Figure 8 Effects of Ufm1 on pancreatic pathology and macrophage infiltration in db/db mice. H&E staining of pancreatic tissue from db/db mice, and islet size was measured by ImageJ analysis software on alternating pancreatic sections spaced 50 μm apart. Representative pathological pictures of the wild-type (A1), db/db (A2), Lv-NC (A3), Lv-shNC (A4), Lv-Ufm1 (A5), and Lv-shUfm1 groups (A6) and the statistical analysis (A7) are shown. Immunohistochemical analysis of pancreatic sections stained with anti-F4/80 antibody is shown in (B). Representative pictures are provided of the wild-type (B1), db/db (B2), Lv-NC (B3), Lv-shNC (B4), Lv-Ufm1 (B5) and Lv-shUfm1 groups (B6). The statistical results are shown in (B7). The data are presented as the mean±SD, n=6. **P<0.01 compared to the wild-type group; ^ΔP<0.05, ^ΔΔP<0.01 compared to the Lv-NC group; ^#P<0.05, ^##P<0.01 compared to the Lv-shNC group.

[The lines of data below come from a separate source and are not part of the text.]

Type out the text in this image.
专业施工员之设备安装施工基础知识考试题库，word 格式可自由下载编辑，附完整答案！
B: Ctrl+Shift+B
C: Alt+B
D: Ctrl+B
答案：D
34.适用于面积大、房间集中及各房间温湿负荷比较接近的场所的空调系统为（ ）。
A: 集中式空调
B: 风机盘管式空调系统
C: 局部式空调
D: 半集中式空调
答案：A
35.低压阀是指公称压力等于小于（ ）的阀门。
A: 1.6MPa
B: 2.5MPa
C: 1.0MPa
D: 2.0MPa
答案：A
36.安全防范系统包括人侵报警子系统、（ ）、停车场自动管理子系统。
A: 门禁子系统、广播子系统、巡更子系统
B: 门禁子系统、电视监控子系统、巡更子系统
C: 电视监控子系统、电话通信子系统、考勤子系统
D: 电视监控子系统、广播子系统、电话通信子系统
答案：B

Figure 9 Effects of Ufm1 on spontaneous renal damage in db/db mice. (A). Urinary protein excretion; the data are presented as the mean±SD, n=6, ^ΔΔP<0.01 compared to the wild-type group; **P<0.01 compared to the Lv-Ufm1 group; ^##P<0.01 compared to the Lv-shUfm1 group; (B) Representative renal pathological pictures of the wild-type (B1), db/db (B2), Lv-NC (B3), Lv-shNC(B4), Lv-Ufm1 (B5) and Lv-shUfm1 groups (B6); (B7) shows the pathological scores of each group; (C) Representative renal immunohistochemical pictures of the wild-type (C1), db/db (C2), Lv-NC (C3), Lv-shNC (C4), Lv-Ufm1 (C5) and Lv-shUfm1 groups (C6); (C7) shows the numbers of positive macrophages. The data are presented as the mean±SD, n=6. **P<0.01 compared to the wild-type group, ^ΔP<0.05, ^ΔP<0.01 compared to the Lv-NC group; ^##P<0.01 compared to the Lv-shNC group.

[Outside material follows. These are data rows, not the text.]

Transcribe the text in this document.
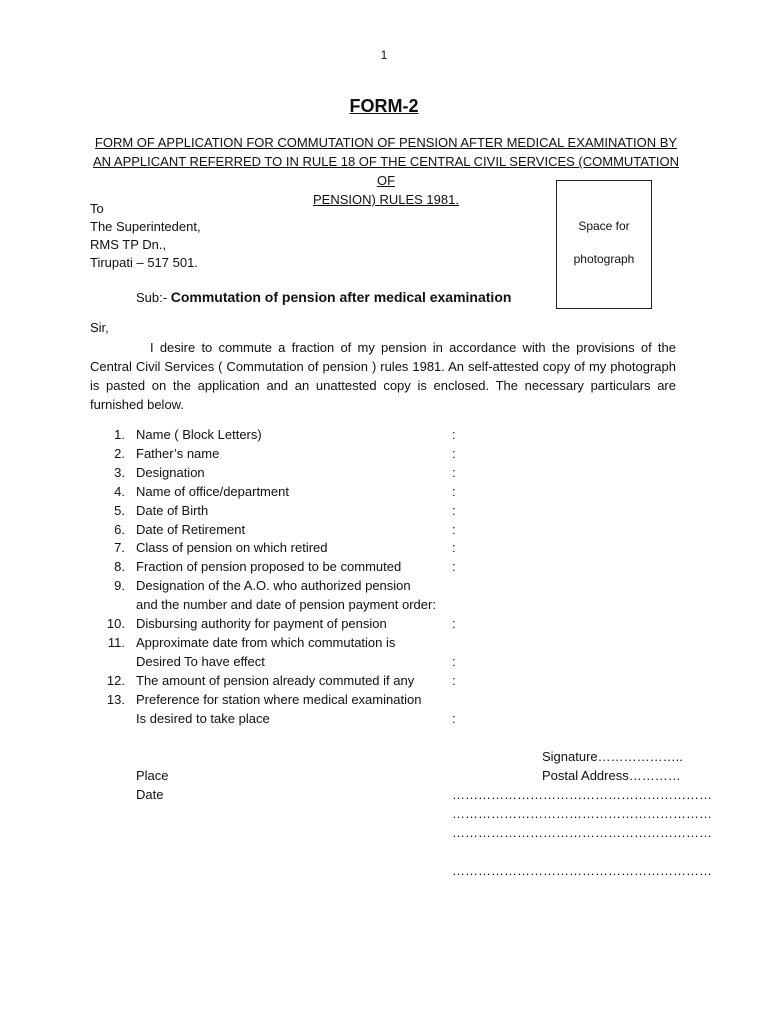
1
FORM-2
FORM OF APPLICATION FOR COMMUTATION OF PENSION AFTER MEDICAL EXAMINATION BY
AN APPLICANT REFERRED TO IN RULE 18 OF THE CENTRAL CIVIL SERVICES (COMMUTATION OF
PENSION) RULES 1981.
Space for
photograph
To
The Superintedent,
RMS TP Dn.,
Tirupati – 517 501.
Sub:- Commutation of pension after medical examination
Sir,
I desire to commute a fraction of my pension in accordance with the provisions of the Central Civil Services ( Commutation of pension ) rules 1981. An self-attested copy of my photograph is pasted on the application and an unattested copy is enclosed. The necessary particulars are furnished below.
1. Name ( Block Letters)	:
2. Father’s name	:
3. Designation	:
4. Name of office/department	:
5. Date of Birth	:
6. Date of Retirement	:
7. Class of pension on which retired	:
8. Fraction of pension proposed to be commuted	:
9. Designation of the A.O. who authorized pension
and the number and date of pension payment order:
10. Disbursing authority for payment of pension	:
11. Approximate date from which commutation is
Desired To have effect	:
12. The amount of pension already commuted if any	:
13. Preference for station where medical examination
Is desired to take place	:
Signature………………..
Place	Postal Address…………
Date	……………………………………………………
……………………………………………………
……………………………………………………
……………………………………………………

Figure 10 Effects of Ufm1 on diabetic cardiomyopathy in db/db mice. (A). Ventricular index; (B) Representative myocardial pathological pictures of the wild-type (B1), db/db (B2), Lv-NC (B3), Lv-shNC (B4), Lv-Ufm1 (B5) and Lv-shUfm1 groups (B6); (B7) shows the pathological scores of each group; (C) Representative renal immunohistochemical pictures of the wild-type (C1), db/db (C2), Lv-NC (C3), Lv-shNC (C4), Lv-Ufm1 (C5) and Lv-shUfm1 groups (C6); (C7) shows the numbers of positive macrophages in each group. The data are presented as the mean±SD, n=6. **P<0.01 compared to the wild-type group; ^ΔΔP<0.01 compared to the Lv-NC group; ^#P<0.05, ^##P<0.01 compared to the Lv-shNC group.

Figure 11 A brief schematic of the molecular mechanism involved in the present study. Ufm1 does not affect the phosphorylation of IKKβ or IκBα but affects the ubiquitination and degradation of IκBα to regulate NF-κB activity.